Cass. pen., sez. VI, 20/03/2025 (ud. 20/03/2025, dep. 24/04/2025), n. 15930 (Pres. De Amicis, Rel. Criscuolo)
Indice
La questione giuridica
Una delle questioni giuridiche, affrontate dalla Suprema Corte nel caso di specie, riguardava quando è configurabile l’aggravante dell’agevolazione mafiosa nel caso di favoreggiamento.
Ma, prima di vedere come il Supremo Consesso ha trattato siffatta questione, esaminiamo brevemente il procedimento in occasione del quale è stata emessa la sentenza qui in commento.

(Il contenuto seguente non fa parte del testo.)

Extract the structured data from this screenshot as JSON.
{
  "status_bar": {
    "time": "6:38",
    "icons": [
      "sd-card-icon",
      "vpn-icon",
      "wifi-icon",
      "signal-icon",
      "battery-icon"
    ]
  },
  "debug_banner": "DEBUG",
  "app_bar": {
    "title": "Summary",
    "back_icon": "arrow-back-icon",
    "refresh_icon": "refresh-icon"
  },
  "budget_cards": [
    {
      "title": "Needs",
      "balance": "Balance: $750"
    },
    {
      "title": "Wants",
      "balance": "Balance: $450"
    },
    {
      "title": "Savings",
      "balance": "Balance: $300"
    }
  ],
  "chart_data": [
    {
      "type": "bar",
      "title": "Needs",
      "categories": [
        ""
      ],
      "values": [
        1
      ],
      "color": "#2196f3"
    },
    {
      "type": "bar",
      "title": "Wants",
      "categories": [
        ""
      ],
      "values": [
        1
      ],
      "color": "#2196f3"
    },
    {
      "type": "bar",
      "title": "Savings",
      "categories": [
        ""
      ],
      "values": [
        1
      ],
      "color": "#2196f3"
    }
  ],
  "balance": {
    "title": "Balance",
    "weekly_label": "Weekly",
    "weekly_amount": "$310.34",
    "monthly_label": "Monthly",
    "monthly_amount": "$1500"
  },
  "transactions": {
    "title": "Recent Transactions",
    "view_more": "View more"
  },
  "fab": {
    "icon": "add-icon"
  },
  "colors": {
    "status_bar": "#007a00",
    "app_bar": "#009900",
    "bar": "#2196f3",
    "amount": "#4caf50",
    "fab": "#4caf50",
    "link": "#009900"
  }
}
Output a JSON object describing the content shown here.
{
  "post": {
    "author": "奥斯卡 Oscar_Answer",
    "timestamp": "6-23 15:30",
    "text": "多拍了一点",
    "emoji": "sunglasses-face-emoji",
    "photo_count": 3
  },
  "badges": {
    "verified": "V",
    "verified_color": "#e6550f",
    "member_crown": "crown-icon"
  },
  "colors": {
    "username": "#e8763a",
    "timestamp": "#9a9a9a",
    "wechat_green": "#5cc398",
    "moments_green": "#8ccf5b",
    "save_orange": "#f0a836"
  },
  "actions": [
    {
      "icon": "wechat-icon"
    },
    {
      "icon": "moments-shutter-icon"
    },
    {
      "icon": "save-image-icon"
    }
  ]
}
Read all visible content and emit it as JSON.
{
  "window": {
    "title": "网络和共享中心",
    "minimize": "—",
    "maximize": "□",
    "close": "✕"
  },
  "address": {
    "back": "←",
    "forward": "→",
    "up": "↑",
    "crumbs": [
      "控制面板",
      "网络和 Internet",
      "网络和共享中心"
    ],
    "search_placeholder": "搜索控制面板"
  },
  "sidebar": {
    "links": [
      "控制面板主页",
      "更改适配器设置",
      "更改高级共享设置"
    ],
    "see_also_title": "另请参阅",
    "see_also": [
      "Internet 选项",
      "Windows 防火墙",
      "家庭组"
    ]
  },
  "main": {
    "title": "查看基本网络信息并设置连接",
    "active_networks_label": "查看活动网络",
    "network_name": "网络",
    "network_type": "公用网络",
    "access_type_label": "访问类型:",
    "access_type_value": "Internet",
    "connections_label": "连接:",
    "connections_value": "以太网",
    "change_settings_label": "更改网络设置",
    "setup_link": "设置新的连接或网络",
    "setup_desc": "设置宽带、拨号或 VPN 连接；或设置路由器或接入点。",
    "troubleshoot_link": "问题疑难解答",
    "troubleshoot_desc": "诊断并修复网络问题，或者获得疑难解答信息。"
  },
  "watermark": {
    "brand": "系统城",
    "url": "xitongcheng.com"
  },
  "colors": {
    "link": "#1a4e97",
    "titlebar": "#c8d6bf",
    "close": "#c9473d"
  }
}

Il Tribunale del riesame di Catanzaro confermava un’ordinanza emessa dal GIP presso il medesimo Tribunale, che aveva applicato all’indagato la misura custodiale per concorso nel favoreggiamento della latitanza di una persona, destinataria di ordinanze custodiali, in qualità di promotore e organizzatore di un’associazione mafiosa.
Ciò posto, avverso questo provvedimento ricorreva per Cassazione l’accusato il quale, tra i motivi ivi addotti, deduceva violazione di legge e difetto di motivazione in relazione agli artt. 192 cod. proc. pen., 378, 416-bis.1 cod. pen., nonchè travisamento del fatto.
Come la Cassazione ha affrontato tale questione giuridica
Gli Ermellini ritenevano il motivo suesposto infondato.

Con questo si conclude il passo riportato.